Needing a straw to stir the drink, show runner Jeremy Carver added one of the best iterations of Cyborg (Joivan Wade), a track-suited man-machine hero who appears in the DC Universe and in the Justice League. It’s important that somebody in this mob knows how to do dashing comic book stuff. That’s where Cyborg comes in, pointing the digital projector in his finger to throw an image on the floor: “There are 37 dimensions in the known universe. As you can see, I’ve mapped them…”
Cyborg has his own sorrows — he’s helicopter-parented by the father who made a cybernetic being out of him after he was dismembered by an explosion. (This intergenerational strife mirrors the problem of Cliff the Robotman. His clumsy yet heartfelt efforts to be fatherly to Jane are met with everything from sarcasm to room-shattering explosions.) Cyborg shows his bravery in the series’ most touching episode, the debut of Danny the Street. Danny is a sentient avenue who provides a haven for sexual outlaws and other rejects. Danny is what Castro Street was, once upon a time. Unlike a real street, Danny can teleport, to flee from the authorities and the landlords.
Doom Patrol cruises around the 20th century, decade-hopping among incidents of banned history, much like The Watchmen. As in the comics, the show is marinated in a bath of old records and comic books. Just one of Crazy Jane’s 64 varieties is “The Hangman’s Beautiful Daughter,” a reference to The Incredible String Band’s 1968 album.
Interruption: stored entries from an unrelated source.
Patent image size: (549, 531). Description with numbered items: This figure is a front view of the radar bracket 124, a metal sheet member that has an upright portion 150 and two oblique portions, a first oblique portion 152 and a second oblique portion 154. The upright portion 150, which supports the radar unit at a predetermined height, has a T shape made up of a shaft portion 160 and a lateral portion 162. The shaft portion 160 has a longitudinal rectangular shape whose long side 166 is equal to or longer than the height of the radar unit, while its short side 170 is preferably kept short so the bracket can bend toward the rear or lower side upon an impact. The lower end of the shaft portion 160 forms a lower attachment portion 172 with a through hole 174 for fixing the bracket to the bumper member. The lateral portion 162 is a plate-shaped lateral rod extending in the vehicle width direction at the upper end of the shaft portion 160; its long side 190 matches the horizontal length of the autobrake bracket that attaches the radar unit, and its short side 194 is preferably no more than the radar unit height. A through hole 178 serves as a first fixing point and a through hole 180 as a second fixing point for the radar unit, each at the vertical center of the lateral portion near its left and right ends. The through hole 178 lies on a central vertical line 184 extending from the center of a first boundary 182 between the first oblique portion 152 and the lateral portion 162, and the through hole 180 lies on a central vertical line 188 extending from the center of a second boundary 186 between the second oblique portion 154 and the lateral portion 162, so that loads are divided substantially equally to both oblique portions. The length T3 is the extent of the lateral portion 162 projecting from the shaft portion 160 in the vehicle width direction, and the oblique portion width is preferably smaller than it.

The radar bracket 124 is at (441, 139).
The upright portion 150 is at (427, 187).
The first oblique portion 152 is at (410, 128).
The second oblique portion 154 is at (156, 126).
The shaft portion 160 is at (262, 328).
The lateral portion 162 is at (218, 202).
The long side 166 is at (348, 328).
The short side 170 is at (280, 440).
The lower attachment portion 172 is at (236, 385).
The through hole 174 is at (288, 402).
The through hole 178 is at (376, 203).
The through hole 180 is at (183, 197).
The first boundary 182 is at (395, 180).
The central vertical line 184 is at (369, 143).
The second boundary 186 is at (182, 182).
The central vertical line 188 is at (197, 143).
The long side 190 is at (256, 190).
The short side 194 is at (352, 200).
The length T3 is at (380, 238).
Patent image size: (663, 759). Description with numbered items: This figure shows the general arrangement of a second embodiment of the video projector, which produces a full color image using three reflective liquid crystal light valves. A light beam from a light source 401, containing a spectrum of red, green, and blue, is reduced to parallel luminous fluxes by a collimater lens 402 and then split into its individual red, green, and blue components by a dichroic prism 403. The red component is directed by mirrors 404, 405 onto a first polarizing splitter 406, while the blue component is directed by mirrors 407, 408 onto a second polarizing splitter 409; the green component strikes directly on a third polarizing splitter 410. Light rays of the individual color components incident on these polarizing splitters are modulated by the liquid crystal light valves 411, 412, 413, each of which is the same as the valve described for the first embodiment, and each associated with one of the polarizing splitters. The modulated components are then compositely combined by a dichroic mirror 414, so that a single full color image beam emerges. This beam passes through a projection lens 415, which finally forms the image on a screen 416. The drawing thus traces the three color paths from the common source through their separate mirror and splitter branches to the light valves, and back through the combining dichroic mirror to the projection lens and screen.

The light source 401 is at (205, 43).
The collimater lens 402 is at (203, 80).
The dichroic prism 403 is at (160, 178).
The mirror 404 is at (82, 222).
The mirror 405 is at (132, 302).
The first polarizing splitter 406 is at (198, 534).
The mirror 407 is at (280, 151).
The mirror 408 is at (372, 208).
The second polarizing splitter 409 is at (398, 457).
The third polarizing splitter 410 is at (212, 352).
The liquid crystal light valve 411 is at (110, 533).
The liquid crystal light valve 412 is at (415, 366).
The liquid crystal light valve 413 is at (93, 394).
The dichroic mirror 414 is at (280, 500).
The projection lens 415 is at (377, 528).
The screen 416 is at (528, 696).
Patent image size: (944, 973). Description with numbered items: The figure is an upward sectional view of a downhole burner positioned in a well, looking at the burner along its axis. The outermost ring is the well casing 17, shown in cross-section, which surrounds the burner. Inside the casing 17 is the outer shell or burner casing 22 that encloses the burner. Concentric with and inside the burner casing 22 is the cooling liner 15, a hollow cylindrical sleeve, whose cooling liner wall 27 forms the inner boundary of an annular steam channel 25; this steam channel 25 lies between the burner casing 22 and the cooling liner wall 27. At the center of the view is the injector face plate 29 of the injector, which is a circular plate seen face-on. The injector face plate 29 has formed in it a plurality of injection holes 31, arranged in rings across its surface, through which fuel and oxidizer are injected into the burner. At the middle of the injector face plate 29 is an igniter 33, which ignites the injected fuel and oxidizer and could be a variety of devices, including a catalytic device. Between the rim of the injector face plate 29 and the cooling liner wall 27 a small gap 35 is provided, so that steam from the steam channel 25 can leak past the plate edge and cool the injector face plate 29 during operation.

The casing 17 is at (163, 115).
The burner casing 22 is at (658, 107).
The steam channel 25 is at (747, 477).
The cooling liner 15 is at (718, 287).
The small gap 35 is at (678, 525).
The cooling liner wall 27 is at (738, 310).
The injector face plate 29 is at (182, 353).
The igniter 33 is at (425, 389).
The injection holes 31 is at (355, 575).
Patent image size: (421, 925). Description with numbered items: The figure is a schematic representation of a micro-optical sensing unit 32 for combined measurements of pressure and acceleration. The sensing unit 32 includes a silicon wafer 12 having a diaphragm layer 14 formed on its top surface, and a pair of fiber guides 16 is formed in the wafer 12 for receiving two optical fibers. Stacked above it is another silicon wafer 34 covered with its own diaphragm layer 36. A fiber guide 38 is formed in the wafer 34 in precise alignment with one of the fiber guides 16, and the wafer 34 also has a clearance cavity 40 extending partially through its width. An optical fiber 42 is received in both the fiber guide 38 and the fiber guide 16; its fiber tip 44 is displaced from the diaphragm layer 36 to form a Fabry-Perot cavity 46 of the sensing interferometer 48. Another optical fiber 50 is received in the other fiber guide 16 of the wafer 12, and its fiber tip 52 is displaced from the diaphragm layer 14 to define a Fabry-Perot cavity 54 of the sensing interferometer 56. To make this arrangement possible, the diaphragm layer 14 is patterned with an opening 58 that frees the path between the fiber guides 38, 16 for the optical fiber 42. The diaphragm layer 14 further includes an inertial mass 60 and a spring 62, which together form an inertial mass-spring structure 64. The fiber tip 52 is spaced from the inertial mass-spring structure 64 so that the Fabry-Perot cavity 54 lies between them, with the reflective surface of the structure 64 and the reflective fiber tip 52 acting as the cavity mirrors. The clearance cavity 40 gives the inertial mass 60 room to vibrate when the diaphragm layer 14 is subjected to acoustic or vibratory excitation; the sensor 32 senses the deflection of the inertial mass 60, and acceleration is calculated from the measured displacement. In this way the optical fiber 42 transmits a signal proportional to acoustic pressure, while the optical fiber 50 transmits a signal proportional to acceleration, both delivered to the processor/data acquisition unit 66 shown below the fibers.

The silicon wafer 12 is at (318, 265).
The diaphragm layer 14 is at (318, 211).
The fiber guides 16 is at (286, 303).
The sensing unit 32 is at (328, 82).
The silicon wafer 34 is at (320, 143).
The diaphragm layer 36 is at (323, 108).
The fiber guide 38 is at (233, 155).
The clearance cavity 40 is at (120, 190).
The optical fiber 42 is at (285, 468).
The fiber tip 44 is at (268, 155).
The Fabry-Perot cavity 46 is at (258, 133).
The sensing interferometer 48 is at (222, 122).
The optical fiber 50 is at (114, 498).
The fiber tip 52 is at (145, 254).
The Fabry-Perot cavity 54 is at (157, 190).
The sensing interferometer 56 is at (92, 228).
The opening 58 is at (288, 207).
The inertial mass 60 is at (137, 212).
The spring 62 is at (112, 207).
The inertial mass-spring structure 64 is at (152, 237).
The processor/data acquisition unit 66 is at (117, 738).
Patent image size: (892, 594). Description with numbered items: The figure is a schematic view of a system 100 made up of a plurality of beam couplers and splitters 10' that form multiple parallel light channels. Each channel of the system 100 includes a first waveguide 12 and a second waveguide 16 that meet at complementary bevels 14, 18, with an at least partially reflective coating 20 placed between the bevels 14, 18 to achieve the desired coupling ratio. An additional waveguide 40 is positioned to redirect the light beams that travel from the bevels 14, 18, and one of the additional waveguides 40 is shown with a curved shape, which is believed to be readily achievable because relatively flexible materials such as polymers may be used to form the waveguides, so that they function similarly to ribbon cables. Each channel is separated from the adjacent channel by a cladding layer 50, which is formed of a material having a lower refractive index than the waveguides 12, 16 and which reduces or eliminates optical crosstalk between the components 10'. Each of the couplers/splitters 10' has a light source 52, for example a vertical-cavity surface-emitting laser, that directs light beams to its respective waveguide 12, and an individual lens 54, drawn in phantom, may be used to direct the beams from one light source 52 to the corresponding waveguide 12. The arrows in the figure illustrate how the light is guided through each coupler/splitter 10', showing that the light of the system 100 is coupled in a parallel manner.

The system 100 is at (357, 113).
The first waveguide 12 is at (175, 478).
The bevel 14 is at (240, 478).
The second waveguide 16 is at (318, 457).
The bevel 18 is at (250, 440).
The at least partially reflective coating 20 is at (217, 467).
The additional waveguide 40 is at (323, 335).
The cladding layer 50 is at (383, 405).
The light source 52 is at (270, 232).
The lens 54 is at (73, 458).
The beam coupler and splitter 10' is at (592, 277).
Robotman slaughters a squad of Paraguayan Nazi puppet-people to the lilting strains of the Dead Kennedy’s 1981 “Nazi Punks Fuck Off.” A DK T-shirt is just one of Cliff’s ever-rotating collection of punk rock logoed tops. Beatles lyrics and Janis Joplin’s dental floss are material for a protective spell woven by Willoughby Kipling (Mark Sheppard) a half-drunk visiting sorcerer who looks like Stanley Kubrick.
These disgruntled shut-ins of the Doom Patrol make for perfect viewing during a year of disease and disappointment. They’re beguiling in their endless weirdness, as they mull over the show’s main question of whether anything good can be brought out of trauma.
New episodes of Doom Patrol stream Thursdays on the DC Universe video-on-demand service. Episode four of season two debuts today, July 2.